Dalam kitab-kitab terjemahan Al-Qur'an, kata Ulil Albab seringkali dimaknai dengan "orang-orang yang berakal atau berpikir", karena merujuk pada kalimat di dalam Surat Ali Imran ayat 191, "dan mereka memikirkan tentang penciptaan langit dan bumi". Kemudian banyak yang menafsirkan bahwa "orang-orang yang berpikir" tersebut adalah para cendekiawan adalah seorang pemikir atau seorang ilmuwan. Apakah setiap orang yang melakukan aktivitas berpikir seperti mereka otomatis termasuk di dalam golongan Ulil Albab?. Jawabannya adalah belum tentu, karena Dalam ayat diatas sudah dipaparkan dengan begitu jelas, bahwa definisi dari Ulil Albab adalah meliputi semua yang tertulis seperti berikut "(yaitu) orang-orang yang mengingat Allah sambil berdiri atau duduk atau dalam keadan berbaring dan mereka memikirkan tentang penciptaan langit dan bumi."
Dalam uraian di atas dapat kita lihat bahwa sebelum melakukan aktivitas berpikir, seseorang akan dikatakan sebagai Ulil Albab jika ia telah mampu melaksanakan keiatan dzikir dalam artian selalu mengingat Allah dalam segala kondisi. Baik dalam keadaan berdiri, duduk, berbaring bahkan pada saat sedang berpikir, dirinya tidak pernah terlepas dari dzikir.

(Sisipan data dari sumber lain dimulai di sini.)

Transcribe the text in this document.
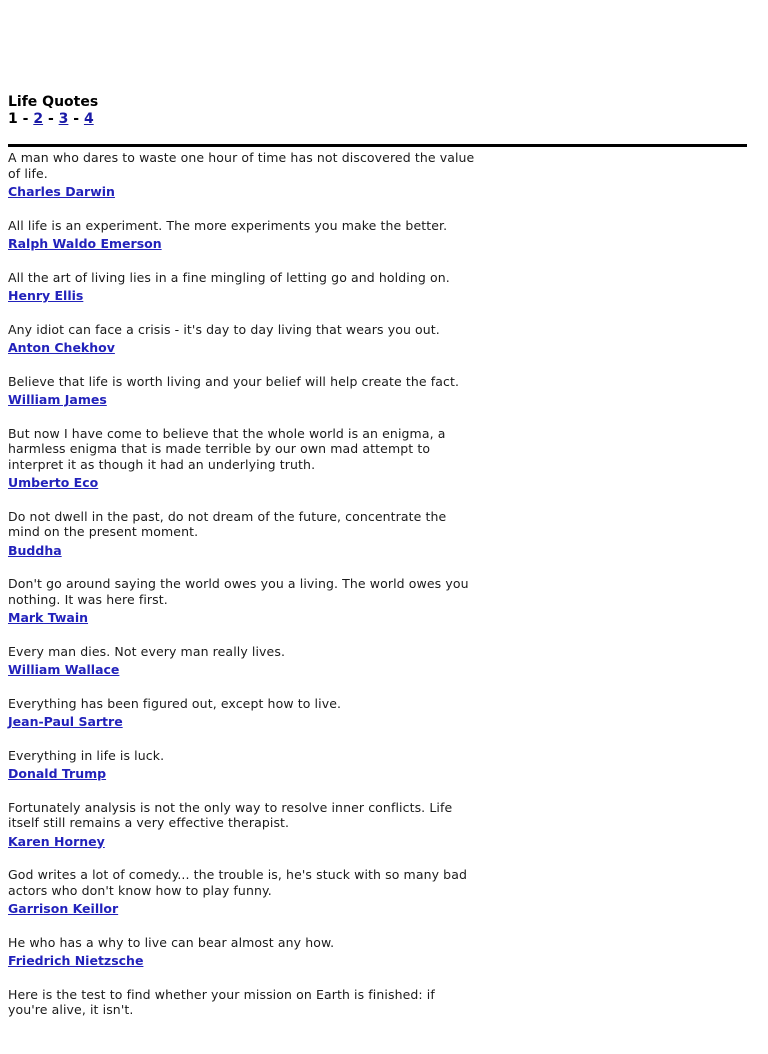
Life Quotes
1 - 2 - 3 - 4
A man who dares to waste one hour of time has not discovered the value of life.
Charles Darwin
All life is an experiment. The more experiments you make the better.
Ralph Waldo Emerson
All the art of living lies in a fine mingling of letting go and holding on.
Henry Ellis
Any idiot can face a crisis - it's day to day living that wears you out.
Anton Chekhov
Believe that life is worth living and your belief will help create the fact.
William James
But now I have come to believe that the whole world is an enigma, a harmless enigma that is made terrible by our own mad attempt to interpret it as though it had an underlying truth.
Umberto Eco
Do not dwell in the past, do not dream of the future, concentrate the mind on the present moment.
Buddha
Don't go around saying the world owes you a living. The world owes you nothing. It was here first.
Mark Twain
Every man dies. Not every man really lives.
William Wallace
Everything has been figured out, except how to live.
Jean-Paul Sartre
Everything in life is luck.
Donald Trump
Fortunately analysis is not the only way to resolve inner conflicts. Life itself still remains a very effective therapist.
Karen Horney
God writes a lot of comedy... the trouble is, he's stuck with so many bad actors who don't know how to play funny.
Garrison Keillor
He who has a why to live can bear almost any how.
Friedrich Nietzsche
Here is the test to find whether your mission on Earth is finished: if you're alive, it isn't.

Kita telah mengetahui dengan jelas bahwa manusia adalah makhluk paling sempurna karena dikaruniai oleh Allah berupa akal pikiran, punya nalar untuk menentukan mana yang salah dan mana yang benar, mana yang baik dan mana yang buruk. Tapi, jika kata ulil albab dipahami hanya sebagai ‘orang-orang yang berpikir’ seperti ayat di atas sangatlah tidak tepat, karena tidak semua orang dari kita yang berakal ini, mampu mengambil pelajaran dari kisah para nabi.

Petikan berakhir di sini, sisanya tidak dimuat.